Nikodije Lunjevica (Никодије Луњевица; 1881 –) was a cavalry lieutenant of the Royal Serbian Army and a brother of Draga Mašin, the Queen consort of King Aleksandar Obrenović of the Kingdom of Serbia.

== Biography ==

=== Family ===
Nikodije was born in 1881 in Gornji Milanovac, then part of the Principality of Serbia. He was the second son of Panta Lunjevica, a prefect of the Aranđelovac area, and his wife Anđelija (née Koljević). Nikodije was one of seven siblings. He had a brother Nikola, and four sisters, Draga, Hristina, Đina and Ana (Vojka). Nikodije's mother was a dipsomaniac and his father died in a lunatic asylum. Nikodije was the grandson of Nikola Lunjevica, a relative of Princess Ljubica of Serbia and a close comrade of her husband Prince Miloš.

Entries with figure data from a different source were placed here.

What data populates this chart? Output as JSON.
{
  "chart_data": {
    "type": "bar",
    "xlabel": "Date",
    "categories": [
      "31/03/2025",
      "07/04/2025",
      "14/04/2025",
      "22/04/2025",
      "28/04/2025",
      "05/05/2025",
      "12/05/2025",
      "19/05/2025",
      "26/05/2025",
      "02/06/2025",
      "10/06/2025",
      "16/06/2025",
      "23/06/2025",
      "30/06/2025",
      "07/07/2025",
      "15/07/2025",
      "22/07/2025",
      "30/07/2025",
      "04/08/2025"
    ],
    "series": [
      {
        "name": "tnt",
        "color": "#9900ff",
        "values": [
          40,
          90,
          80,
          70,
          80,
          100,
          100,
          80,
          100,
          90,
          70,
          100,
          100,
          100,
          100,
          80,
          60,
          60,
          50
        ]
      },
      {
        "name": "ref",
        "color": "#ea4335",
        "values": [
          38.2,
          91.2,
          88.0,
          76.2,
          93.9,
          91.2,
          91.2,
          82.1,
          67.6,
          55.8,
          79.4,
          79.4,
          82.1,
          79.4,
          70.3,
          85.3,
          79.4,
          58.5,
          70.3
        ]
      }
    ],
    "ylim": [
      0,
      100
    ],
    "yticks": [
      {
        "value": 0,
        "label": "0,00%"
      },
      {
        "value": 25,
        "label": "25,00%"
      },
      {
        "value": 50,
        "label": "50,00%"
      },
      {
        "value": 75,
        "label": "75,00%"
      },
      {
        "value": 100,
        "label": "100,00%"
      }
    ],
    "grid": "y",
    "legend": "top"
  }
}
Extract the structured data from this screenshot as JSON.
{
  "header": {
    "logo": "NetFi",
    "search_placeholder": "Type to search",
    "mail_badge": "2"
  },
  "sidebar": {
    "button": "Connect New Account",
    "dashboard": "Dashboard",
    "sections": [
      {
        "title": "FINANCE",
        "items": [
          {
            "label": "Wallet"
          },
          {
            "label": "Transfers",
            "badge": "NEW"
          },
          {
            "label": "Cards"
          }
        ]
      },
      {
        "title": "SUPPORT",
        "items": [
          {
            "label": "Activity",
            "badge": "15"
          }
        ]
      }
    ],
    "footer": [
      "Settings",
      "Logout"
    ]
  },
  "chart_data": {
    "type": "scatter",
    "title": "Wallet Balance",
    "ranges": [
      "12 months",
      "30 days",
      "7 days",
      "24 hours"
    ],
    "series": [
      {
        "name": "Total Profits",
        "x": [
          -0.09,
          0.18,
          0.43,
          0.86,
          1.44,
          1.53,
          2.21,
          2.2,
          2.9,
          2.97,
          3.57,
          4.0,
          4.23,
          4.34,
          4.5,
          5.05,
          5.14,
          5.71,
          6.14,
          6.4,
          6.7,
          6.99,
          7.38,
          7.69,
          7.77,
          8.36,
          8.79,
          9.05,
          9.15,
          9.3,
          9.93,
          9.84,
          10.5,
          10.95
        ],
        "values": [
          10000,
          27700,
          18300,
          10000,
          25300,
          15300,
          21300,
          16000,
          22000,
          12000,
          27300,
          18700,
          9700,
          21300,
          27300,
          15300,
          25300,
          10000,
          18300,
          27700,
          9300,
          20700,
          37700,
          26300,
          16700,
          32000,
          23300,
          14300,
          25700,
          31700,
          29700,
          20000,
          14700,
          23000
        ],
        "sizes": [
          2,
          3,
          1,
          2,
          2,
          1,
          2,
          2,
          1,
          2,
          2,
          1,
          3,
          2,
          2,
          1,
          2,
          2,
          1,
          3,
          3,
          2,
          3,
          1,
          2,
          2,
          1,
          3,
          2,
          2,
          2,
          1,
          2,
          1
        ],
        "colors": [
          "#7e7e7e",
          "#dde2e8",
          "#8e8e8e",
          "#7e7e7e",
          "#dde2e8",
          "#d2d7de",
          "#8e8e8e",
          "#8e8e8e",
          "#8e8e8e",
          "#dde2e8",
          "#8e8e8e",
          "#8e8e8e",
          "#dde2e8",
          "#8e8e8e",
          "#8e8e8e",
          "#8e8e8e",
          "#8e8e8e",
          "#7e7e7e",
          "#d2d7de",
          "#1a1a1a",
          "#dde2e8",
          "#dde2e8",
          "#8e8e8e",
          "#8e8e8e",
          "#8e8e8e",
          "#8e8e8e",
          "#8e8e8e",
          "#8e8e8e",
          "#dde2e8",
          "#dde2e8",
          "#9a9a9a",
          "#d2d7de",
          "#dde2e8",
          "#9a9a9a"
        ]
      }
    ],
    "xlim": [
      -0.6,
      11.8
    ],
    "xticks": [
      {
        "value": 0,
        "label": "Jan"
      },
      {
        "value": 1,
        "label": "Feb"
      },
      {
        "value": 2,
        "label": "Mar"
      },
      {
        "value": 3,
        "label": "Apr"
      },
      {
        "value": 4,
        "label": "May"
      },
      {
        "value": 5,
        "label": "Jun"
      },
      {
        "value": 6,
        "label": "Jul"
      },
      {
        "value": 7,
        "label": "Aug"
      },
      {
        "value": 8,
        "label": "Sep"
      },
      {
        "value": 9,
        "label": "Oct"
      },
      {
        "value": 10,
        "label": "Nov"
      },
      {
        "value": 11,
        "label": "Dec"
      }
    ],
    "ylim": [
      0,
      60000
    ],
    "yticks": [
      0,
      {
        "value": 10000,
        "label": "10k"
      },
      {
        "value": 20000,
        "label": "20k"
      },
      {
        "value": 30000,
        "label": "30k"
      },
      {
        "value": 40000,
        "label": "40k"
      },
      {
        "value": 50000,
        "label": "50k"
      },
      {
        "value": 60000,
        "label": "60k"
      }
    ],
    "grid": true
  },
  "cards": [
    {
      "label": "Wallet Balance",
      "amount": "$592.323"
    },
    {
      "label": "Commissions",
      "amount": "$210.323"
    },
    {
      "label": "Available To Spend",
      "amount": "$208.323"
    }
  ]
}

=== Military and political advancement ===
After the marriage of his sister Draga to King Alexander Obrenović, Nikodije and his brother Nikola were quickly promoted through the officer ranks of the Serbian Army. Serving in the cavalry, both brothers were known for their arrogant behaviour towards other officers. As King Alexander and Queen Draga had no heirs, Nikodije was considered the potential heir to the Serbian throne, while it is also considered that Draga's sole thought was "in what way will she use the influence she had on the young King, to be able to hand over Serbia to the despotic rage of her brother". Nikodije was almost always with the royal couple, and was occasionally addressed by courtiers as "Your Highness", even in the presence of King Alexander.

=== Death ===
During the night of the May Coup (10-11 June 1903), both Alexander and Draga were murdered in the royal palace in Belgrade by Serbian army officers. Almost immediately afterwards, both Lunjevica brothers were seized and shot by soldiers at the orders of Nikodije's former classmate Vojislav Tankosić. Because of all the previous humiliations of the army and the people, from the moment of the arrest until the execution, Tankosić addressed Nikodije and Nikola ironically with "Your Highness".

The coup and Alexander's assassination brought an end to the Obrenović dynasty.

Lunjevica, along with his family, is buried in the Vujan Monastery.

== Portrayal ==
Nikodije Lunjevica was played by Aleksandar Srećković in the 1995 Serbian mini-series The End of the Obrenović Dynasty.